More than 17 million U.S. vehicles have been recalled for potentially defective Takata inflators, according to Reuters. According to a government analysis of recalls from 2000 through 2008, about 65 percent of recalled cars each year get fixed within 18 months of the recall.
So if just 65 percent of the Takata-related vehicles are fixed, that would leave some 6 million or more vehicles on the road with potentially explosive inflators that could send deadly shrapnel at drivers and passengers.
For years, Ditlow said, he has suggested a law requiring dealers to complete all recalls before selling a used car. In private transactions, the buyer would have to complete the recall before registering the vehicle.
Some lawmakers favor less drastic methods. Sen. Jay Rockefeller, D-W.Va., has proposed a law requiring all dealerships to inform used-car buyers of any open recalls.
Now, automakers aren’t required to send recall notices to independent used-car lots. To get recall notices, those dealerships can check vehicle identification numbers at SaferCar.gov, a public database maintained by the National Highway Traffic Safety Administration.

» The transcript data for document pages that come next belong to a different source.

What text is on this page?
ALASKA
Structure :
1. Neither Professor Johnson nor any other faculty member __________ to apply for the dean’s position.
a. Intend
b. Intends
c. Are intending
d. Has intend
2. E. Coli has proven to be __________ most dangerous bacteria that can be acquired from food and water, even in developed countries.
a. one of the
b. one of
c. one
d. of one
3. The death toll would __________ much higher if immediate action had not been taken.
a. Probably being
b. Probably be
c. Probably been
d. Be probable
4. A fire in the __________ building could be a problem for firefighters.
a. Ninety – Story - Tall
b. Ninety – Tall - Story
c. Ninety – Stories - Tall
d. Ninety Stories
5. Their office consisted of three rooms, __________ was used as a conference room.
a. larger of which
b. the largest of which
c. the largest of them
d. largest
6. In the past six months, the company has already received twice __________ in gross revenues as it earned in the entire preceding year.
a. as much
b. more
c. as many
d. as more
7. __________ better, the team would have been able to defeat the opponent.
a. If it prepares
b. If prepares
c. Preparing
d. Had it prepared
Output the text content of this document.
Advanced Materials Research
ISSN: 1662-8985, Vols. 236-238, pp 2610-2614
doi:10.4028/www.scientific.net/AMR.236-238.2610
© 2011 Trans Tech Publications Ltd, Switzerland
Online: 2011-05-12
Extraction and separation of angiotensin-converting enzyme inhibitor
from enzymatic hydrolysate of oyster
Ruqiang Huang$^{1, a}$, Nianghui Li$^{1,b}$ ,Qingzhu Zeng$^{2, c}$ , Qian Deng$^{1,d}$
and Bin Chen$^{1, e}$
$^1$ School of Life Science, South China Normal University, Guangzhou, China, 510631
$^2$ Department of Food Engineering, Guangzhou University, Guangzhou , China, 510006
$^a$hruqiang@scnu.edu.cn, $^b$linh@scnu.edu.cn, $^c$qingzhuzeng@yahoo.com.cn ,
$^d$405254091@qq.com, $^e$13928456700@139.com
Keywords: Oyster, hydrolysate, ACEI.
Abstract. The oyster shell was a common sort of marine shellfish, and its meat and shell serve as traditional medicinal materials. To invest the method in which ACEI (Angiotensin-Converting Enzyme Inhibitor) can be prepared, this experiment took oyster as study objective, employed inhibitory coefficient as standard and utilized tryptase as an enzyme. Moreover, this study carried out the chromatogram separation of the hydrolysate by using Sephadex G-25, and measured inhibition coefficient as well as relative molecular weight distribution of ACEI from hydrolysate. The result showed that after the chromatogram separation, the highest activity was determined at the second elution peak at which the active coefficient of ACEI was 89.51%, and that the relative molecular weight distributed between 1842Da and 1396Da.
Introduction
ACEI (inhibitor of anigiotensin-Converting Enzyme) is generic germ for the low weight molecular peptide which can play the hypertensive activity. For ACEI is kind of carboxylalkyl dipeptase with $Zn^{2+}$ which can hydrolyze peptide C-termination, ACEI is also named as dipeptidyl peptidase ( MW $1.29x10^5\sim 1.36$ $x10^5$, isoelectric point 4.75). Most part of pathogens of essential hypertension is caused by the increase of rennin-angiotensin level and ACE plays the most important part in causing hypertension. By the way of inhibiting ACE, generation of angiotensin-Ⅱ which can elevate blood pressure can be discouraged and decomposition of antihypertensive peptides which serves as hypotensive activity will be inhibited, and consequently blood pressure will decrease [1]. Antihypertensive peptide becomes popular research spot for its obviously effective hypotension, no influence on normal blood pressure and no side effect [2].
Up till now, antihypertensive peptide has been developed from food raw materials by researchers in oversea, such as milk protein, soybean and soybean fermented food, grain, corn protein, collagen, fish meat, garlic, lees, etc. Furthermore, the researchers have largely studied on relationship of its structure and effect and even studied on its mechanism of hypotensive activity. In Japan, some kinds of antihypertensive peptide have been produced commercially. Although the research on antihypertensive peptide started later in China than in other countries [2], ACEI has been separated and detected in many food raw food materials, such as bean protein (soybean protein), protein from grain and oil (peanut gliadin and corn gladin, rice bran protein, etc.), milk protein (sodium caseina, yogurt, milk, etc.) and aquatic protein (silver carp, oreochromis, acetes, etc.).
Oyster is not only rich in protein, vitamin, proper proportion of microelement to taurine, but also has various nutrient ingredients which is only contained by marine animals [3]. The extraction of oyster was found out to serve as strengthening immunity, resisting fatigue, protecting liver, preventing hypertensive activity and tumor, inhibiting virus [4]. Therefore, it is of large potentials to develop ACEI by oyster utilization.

That would be time-consuming for any dealer that has a couple of hundred used cars on the lot, says Steve Jordan, executive vice president of the National Independent Automobile Dealers Association.
Recalls are a major headache for used-car lots, Jordan said. “It’s a broken system. Used-car dealers don’t have any more access to this data than consumers do.”
There’s another problem. Used-car lots can’t fix recalled vehicles themselves; they must send those vehicles to a franchised dealership, said Frank Fuzy, owner of Century Motors of South Florida, a family-owned used-car lot in Pompano Beach, Fla.
“We are at the mercy of a new-car dealer to get our cars repaired,” Fuzy said. “If there is one replacement part in the bin, who will get that part — us or the new-car dealership?”
Automakers are required by law to send recall notifications to car owners via first-class mail, but some automakers have taken extra steps in response to the Takata recalls.
Nissan uses a third-party vendor to search vehicle registration databases in all 50 states to find the current owner of recalled vehicles, whether used or new, according to a spokesman.
For its Takata recalls, Nissan used FedEx overnight mail to notify the affected owners, and it has retained a third-party vendor for a multimedia outreach campaign, the spokesman said.
Honda has sent notices in English and Spanish, used overnight mail delivery and used customer relations staff and robocalls to contact more than 700,000 “hard-to-reach” car owners by phone, said spokesman Chris Martin.
Honda uses the same recall methods to reach owners whether their vehicle is new or used, so it is not inherently more difficult to contact owners of older, used cars, Martin contends.
But Martin acknowledged that it’s more difficult to ensure that owners of older vehicles get them repaired.
He wrote in an email, “As vehicles get older and change hands more often, it is our experience that subsequent owners may not regularly service their vehicles at an authorized Honda or Acura dealership, where the latest recall information and repairs are available at each service visit.”